E-mail usage is a very good example of the network effect, which describes the effect that one user of a good or service has on the value of that product to others and is usually thought to be a positive thing (the telephone would be useless if only one or two people had such a device but the more people who own telephones, the more valuable each telephone is to its owner).

E-mail of course has benefitted from the network effect.  When e-mail was first invented, there was a limited number of users on the Arpanet and who could send and receive messages.   When MCI Mail and Compuserve’s mail system were connected to the NSFNET in the late 1980s, this first commercial use of Internet-based e-mail expanded the base of users greatly and the value of e-mail increased commensurately as well.

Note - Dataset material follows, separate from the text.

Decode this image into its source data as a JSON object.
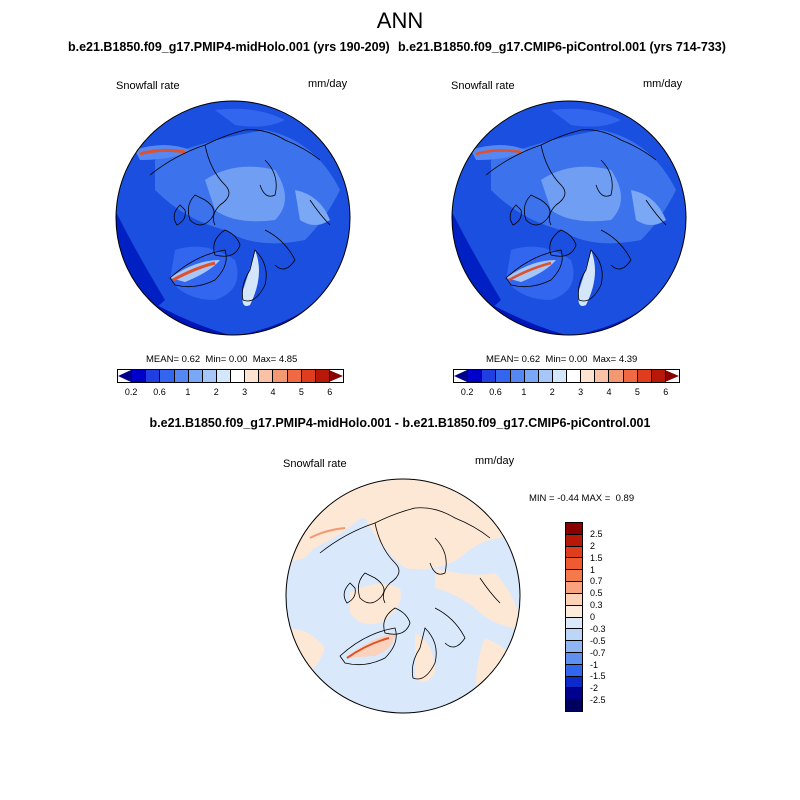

Just as networks become congested at some point after achieving critical mass (an excellent example was MCI’s long-distance network in the 1980s, when the company sold the service to more customers than its nascent network could handle, leading to busy signals and incomplete calls), a negative network effect can ensue.

Today, this is happening in e-mail as resources (mostly the time knowledge workerscan allocate to e-mail) are becoming increasingly constrained while knowledge workers continue to pump more and more e-mail into the system, further exacerbating the problem.  Making matters even worse is that the quality of e-mail messages is frequently lacking when compared to more formal correspondence such as a memo or letter.